I’m fascinated by Turning Point USA’s Young Women’s Leadership Summit for the same reasons I watch ABC’s The Bachelorette. The dating show tries to awkwardly reconcile fundamentally opposed interpretations of gender roles in a woman’s pursuit of an opposite-sex partner. The woman crowned as the bachelorette each season represents a certain type of conformity. She is feminine, unattainable, a prize to be won, flirty, and non-threatening to masculinity -- the ideal future wife. At the same time, her role is highly subversive to traditional norms of courtship -- she’s “dating” 25 men at once. This scenario totally boggles the normative masculinity of the contestants pursuing her.
Turning Point USA’s Young Women’s Leadership Summit, which targets college and high-school age girls, grapples with these same contradictions in a much darker and more prescriptive way. Speaker after speaker emphasized to the audience that they should become wives, mothers, and accessories to the astroturfed conservative movement rather than pursuing a demanding career. These themes were nearly identical to last year’s YWLS.
Yet this conference exists because of the labor of women on the right who clearly value their careers. Speakers like TPUSA influencer Alex Clark, Fox host Laura Ingraham, and The Daily Wire’s Candace Owens both covertly and overtly discouraged the audience of young women from pursuing high-powered careers — but it takes a lot of work to build an audience as a woman in right-wing media. Behind the scenes, Turning Point USA’s events and marketing leadership are also populated by women. Chief Marketing Officer Marina Minas’ biography says nothing of her achievements in the domestic realm. The same goes for the vice president of events, Lauren Toncich.
Forgoing a career in pursuit of marriage and motherhood is not something the women delivering this message can speak about from personal experience. This tension drew me to attend the event in person in Grapevine, Texas, from June 9 to 11.

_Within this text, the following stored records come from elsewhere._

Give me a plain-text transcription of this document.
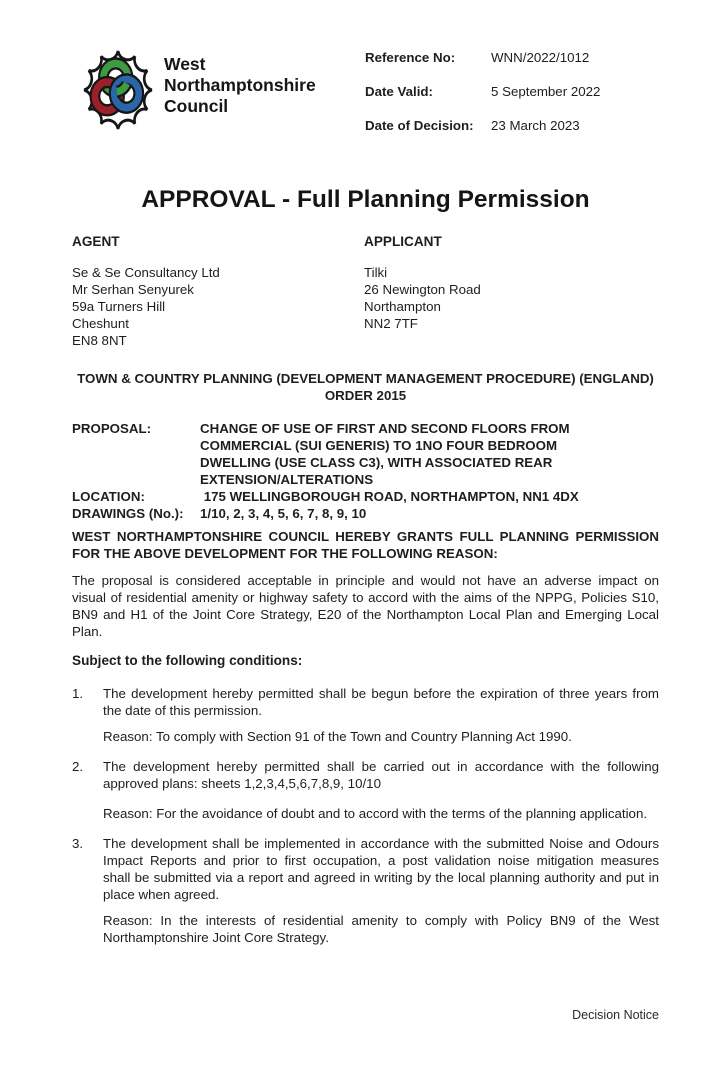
West
Northamptonshire
Council
Reference No:	WNN/2022/1012
Date Valid:	5 September 2022
Date of Decision:	23 March 2023
APPROVAL - Full Planning Permission
AGENT
Se & Se Consultancy Ltd
Mr Serhan Senyurek
59a Turners Hill
Cheshunt
EN8 8NT
APPLICANT
Tilki
26 Newington Road
Northampton
NN2 7TF
TOWN & COUNTRY PLANNING (DEVELOPMENT MANAGEMENT PROCEDURE) (ENGLAND)
ORDER 2015
PROPOSAL:	CHANGE OF USE OF FIRST AND SECOND FLOORS FROM
COMMERCIAL (SUI GENERIS) TO 1NO FOUR BEDROOM
DWELLING (USE CLASS C3), WITH ASSOCIATED REAR
EXTENSION/ALTERATIONS
LOCATION:	175 WELLINGBOROUGH ROAD, NORTHAMPTON, NN1 4DX
DRAWINGS (No.):	1/10, 2, 3, 4, 5, 6, 7, 8, 9, 10
WEST NORTHAMPTONSHIRE COUNCIL HEREBY GRANTS FULL PLANNING PERMISSION
FOR THE ABOVE DEVELOPMENT FOR THE FOLLOWING REASON:
The proposal is considered acceptable in principle and would not have an adverse impact on
visual of residential amenity or highway safety to accord with the aims of the NPPG, Policies S10,
BN9 and H1 of the Joint Core Strategy, E20 of the Northampton Local Plan and Emerging Local
Plan.
Subject to the following conditions:
1.	The development hereby permitted shall be begun before the expiration of three years from
the date of this permission.
Reason: To comply with Section 91 of the Town and Country Planning Act 1990.
2.	The development hereby permitted shall be carried out in accordance with the following
approved plans: sheets 1,2,3,4,5,6,7,8,9, 10/10
Reason: For the avoidance of doubt and to accord with the terms of the planning application.
3.	The development shall be implemented in accordance with the submitted Noise and Odours
Impact Reports and prior to first occupation, a post validation noise mitigation measures
shall be submitted via a report and agreed in writing by the local planning authority and put in
place when agreed.
Reason: In the interests of residential amenity to comply with Policy BN9 of the West
Northamptonshire Joint Core Strategy.
Decision Notice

Much to my surprise, the first thing I saw when I pulled up to the venue was a massive pride flag. In his opening speech, TPUSA founder Charlie Kirk described his unsuccessful efforts to have the flag taken down: “I tried my best to take down the flag everybody,” he said. The crowd responded with cheers. “I failed, OK? I’m sorry. I tried my best. I know you were all thinking it, right? What is that all about? By the way, this hotel better do something or we’re going to find another hotel because I’m not going to come back, this is ridiculous.”